Viral croup usually has a gradual onset and course. The symptoms often get worse at night. Initially, the child gets a cold with cough, coryza and low-grade fever. In about 12 to 24 hours, the cough becomes croupy (i.e. barky) with inspiratory stridor, causing varying degrees of respiratory distress with retractions and even cyanosis.
The duration of symptoms is usually 3-7 days. Examination reveals hoarse voice, coryza, a normal or minimally inflamed larynx and an increased respiratory rate with prolonged inspiratory phase and stridor.
Diagnosis is usually made on the basis of complete history and clinical examination. Usually, baseline investigations such as complete blood count are of no great significance as the results are non-specific.
Procedures: Laryngoscopy may be required in when any uderlying anatomic or congenital anomaly is suspected. Bronchoscopy is indicated in cases of recurrent croup when other respiratory disorders have to be ruled out .
Radiography: Plain X-ray films can help confirm the diagnosis of croup. The posterolateral and lateral neck films show funnel-shaped subglottic region with normal epiglottis. This is known as Steeple's sign and is present in 40 to 60% of the cases . It is also known as hour-glass or pencil point sign.
The treatment depends upon the severity of symptoms and degree of the respiratory distress. For mild disease, reassurance in addition to maintenance of oxygenation and fluid homeostasis is sufficient.
The prognosis of croup is excellent. Almost all of the cases of croup recover completely without any sequel of complications. Most of the patients can even get treated in the outpatient settings, whereas few of the cases might require hospitalization. Although the overall mortality rate in not exactly known, however a 10-year study shows the mortality rate to be less than 0.5% in intubated patients .

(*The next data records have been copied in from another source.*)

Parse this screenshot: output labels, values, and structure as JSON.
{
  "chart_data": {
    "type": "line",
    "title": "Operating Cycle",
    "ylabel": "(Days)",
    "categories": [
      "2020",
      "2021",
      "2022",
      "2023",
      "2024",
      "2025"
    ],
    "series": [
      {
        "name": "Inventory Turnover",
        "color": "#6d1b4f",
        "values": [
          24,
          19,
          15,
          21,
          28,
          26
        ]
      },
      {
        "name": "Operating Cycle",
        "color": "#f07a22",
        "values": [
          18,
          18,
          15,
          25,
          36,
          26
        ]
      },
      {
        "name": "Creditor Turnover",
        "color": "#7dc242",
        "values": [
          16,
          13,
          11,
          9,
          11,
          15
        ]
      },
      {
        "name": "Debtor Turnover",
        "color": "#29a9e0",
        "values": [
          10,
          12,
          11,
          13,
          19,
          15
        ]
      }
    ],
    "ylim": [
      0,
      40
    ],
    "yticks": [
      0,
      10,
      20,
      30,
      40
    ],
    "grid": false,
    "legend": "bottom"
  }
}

About 80% of the total cases of croup are caused by Parainfluenza viruses (type 1, 2 and 3), out of which about 66% of the cases are caused by types 1 and 2. Parainfluenza type 3 virus mostly causes bronchiolitis and pneumonia in young infants. Not much is known about parainfluenza type 4 virus. It may be the cause of minor childhood illness.
The remaining 20% of the cases of croup are caused by adenovirus, respiratory syncytial virus (RSV), enterovirus, coronavirus, rhinovirus, reovirus, influenza virus A and B and metapneumovirus  . Other rare causes of croup are measles virus, herpes simplex virus and varicella virus.
These viruses can spread through inhalation of infectious agents in the cough or sneeze of an infected person. They can also spread by contamination of hands with fomites or through touching of mucosa of eyes, mouth and/or nose.
Croup is primarily a disease of infants and younger children and is the most common cause of acute stridor in this age group. It is slightly more common in the male gender, the male-to-female ratio being 1.5:1.
It is common in children aged 7 months to 3 years. After 6 years of age, the occurrence of croup is very rare .
In North America, the peak incidence is in the second year of life affecting 5-6 cases per 100 children.
The common ports of entry of the virus are nose and nasopharynx. From there, the virus then spreads to the larynx and trachea resulting in inflammation and edema in these areas. The inflammatory infiltrate contains lymphocytes, histiocytes, plasma cells and neutrophils. An increased chloride secretion and decreased sodium absorption results in edema, thus narrowing the lumen of the air passages by accumulation of fibrinous exudates.
As croup is a contagious disease, contact with the affected individuals must be made as minimally as possible.
In febrile children, the presence of hoarseness, barking cough or acute inspiratory stridor is usually indicative of croup. Older children usually recover fully without any complications. In infants however, this might be a life-threatening condition.
Croup refers to infection of the airways that causes them to swell up. It is caused by a virus and usually affects male children under the age of 4 years. Symptoms are more common in winter months. The child develops flu-like symptoms with cough that sounds like a bark. Croup is usually not fatal and almost all children recover from it.